I decided, since I had to do all that darned paperwork anyway, I was going to count my hours, contacts, and births in July even though I'd finished all my numbers. In going through those things, I discovered that although I took a long weekend off at the beginning of the month for health reasons and incidentally missed about 30 hours of work in one shot (not covered in the blog, don't wanna rehash it, thanks, I'm fine), I still averaged over 50 hours of clinic and intrapartum time per week. This not including the approximately 14 hours per week I spend on the road. Ouch. No wonder I'm feeling a little done. I've got some world class working-mama burnout that I've managed to only narrowly avoid all through my time with this practice. The numbers are illuminating, here in a month without a particularly heavy client load, where my only excuse is NOT spending several days of the month in or around Seattle for school-related things.

Speaking of which, I faxed off a veritable mountain of paperwork yesterday, and got a nice little "she's clear for her exit interview" kind of email from my clinical coordinator.

Until I stand over someone faxing my transcripts and certificates of graduation to the Department of Health, I am not going to be at ease about this. Even then, I'm not going to be *happy* about it. I'm not taking it personally, as so many students seem to have. What I do know is that there is one person at that school that is screwing over a lot of students, and it is NOT OK. She is not following the rules in letter OR in spirit, and is treating students like recalcitrant children instead of full-grown adults who hold lives in their hands on a near-daily basis, and have jumped through some SERIOUS hoops to get where they are.
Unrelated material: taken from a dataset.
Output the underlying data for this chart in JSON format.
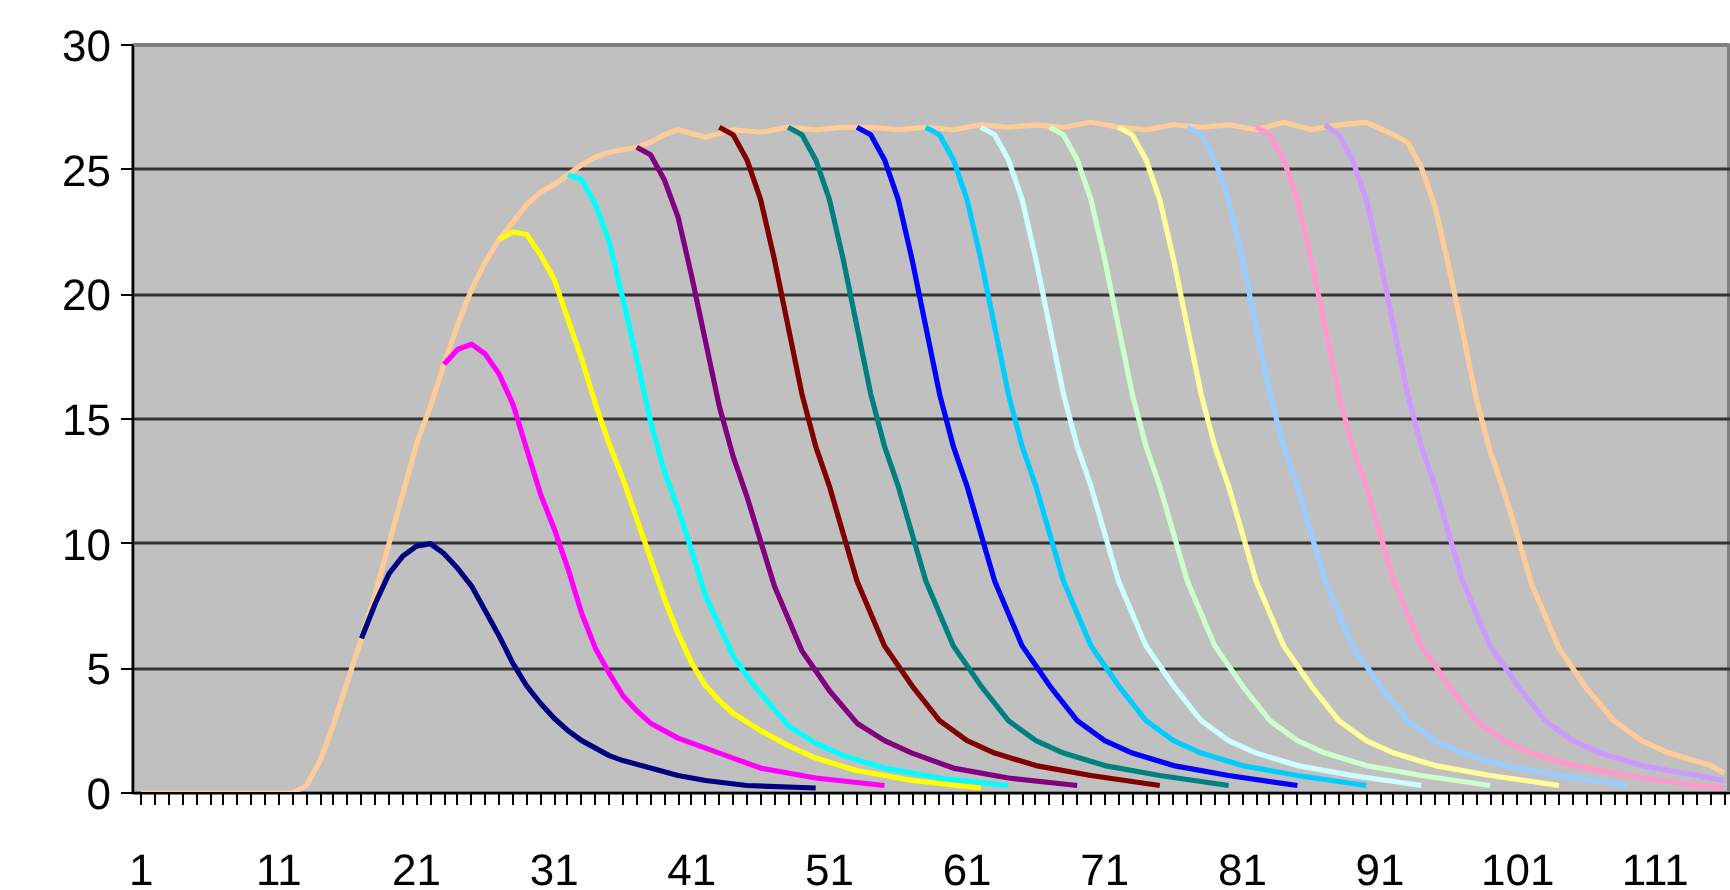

Deciding suddenly that we've done ANYTHING on a whim or are trying to get away with ANYTHING, with the amount of work we've done, is not just insulting but wrongs us as people.

Complaining on the eve of a merger with another institution, when things will change dramatically, is to a certain extent pointless. Nevertheless, there will be at least a little bit of (wordy) bitching coming off my desk headed towards Bastyr, the school board, MEAC, and NARM.

As good a student as I am, I never thought this was how my last interactions with the school would shape up.